しかし、がん原遺伝子には「がん抑制遺伝子」という強敵が存在します。
がん抑制遺伝子は、遺伝子のエラーを修復したり、修復が不可能になった細胞を適切に自殺させたりする役割を持ちます。
大型の動物は、このがん抑制遺伝子を多く持っていることが分かっています。
そのため、マウスより象の方が、がんが発症するのに必要なエラーの数が多いと考えられます。
しかし、この能力を獲得するには、何らかの代償が必要です。
一説には、象は「老化が早く、傷の治りが遅い」といわれていますが、はっきりとしたことは分かっていません。
「ピートのパラドックス」に対するもう1つの答えが、「ハイパー腫瘍」です。
「ハイパー腫瘍」とは、「寄生虫に寄生する寄生虫」を意味する「ハイパーパラサイト」から作られた言葉です。
つまり、「がんにできるがん」ということになります。
「悪性新生物」という名前が象徴するように、勝手に宿主の栄養を奪い取って増殖するがんは、ある意味では寄生虫のようなもの。

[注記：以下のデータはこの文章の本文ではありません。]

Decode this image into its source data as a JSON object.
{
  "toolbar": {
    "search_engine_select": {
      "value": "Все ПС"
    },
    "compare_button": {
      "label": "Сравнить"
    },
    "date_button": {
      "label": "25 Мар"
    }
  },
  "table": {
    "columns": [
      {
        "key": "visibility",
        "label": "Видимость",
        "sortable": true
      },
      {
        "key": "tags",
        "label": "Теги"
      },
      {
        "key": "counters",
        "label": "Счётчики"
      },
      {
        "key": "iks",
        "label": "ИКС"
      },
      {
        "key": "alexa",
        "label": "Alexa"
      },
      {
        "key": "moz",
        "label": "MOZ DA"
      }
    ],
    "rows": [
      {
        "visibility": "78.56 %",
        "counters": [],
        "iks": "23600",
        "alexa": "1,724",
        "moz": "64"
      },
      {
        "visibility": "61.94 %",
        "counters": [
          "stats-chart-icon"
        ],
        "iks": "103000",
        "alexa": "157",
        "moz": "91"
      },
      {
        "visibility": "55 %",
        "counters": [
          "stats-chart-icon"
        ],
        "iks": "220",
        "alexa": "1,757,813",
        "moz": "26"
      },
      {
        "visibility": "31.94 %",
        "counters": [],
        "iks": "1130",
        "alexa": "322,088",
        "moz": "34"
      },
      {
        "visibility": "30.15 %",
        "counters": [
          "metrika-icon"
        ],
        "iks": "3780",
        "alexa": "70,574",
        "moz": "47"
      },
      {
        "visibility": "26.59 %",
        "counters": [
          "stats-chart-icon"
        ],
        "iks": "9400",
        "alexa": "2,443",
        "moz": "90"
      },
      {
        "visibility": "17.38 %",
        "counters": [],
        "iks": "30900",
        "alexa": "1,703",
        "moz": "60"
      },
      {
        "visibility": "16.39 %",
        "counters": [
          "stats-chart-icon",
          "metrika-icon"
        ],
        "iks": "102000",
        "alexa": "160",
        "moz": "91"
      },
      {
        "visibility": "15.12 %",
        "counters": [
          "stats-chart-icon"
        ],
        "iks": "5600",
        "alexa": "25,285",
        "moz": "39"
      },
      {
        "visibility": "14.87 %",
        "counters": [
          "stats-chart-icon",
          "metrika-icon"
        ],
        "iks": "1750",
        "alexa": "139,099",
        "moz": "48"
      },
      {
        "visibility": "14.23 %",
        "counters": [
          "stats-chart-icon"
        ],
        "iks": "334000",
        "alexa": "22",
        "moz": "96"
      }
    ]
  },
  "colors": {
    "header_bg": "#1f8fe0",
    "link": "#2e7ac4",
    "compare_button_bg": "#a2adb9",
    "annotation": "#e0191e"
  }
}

がん細胞は不安定で変異も起きやすいので、かつてがん細胞が宿主を裏切ったように、「がんの腫瘍を裏切るがん細胞」が発生しても不自然ではありません。
新たに発生したがん細胞が自分に血管を引き込んで栄養を横取りすると、もとのがんの腫瘍は栄養不足になって死滅してしまいます。
このサイクルには際限がないので、「がんの腫瘍にできた腫瘍に、新たにがんの腫瘍ができて……」ということが起こり得ます。
「この働きにより、がんが深刻化せずに済んでいるのではないか」というのがこの仮説です。
仮に「2gのがん」が発生すると、ネズミでは全体重の10%が腫瘍に侵される事態になり、生命が脅かされます。
しかし、これがヒトの場合は全体重の0.002%、シロナガスクジラでは0.000002%でしかありません。
巨大なシロナガスクジラががんで死なない謎の正体も、実は「小さながんの腫瘍は無数にあるものの、健康への影響はゼロ」ということかもしれません。
他にも、「細胞の構造が違う」という説や「代謝のメカニズムの違い」といった説が提唱されていますが、確かなことは分かっていないとのこと。
将来的に大型の動物にがんが少ない理由が明らかになれば、画期的ながん治療が確立されると期待されています。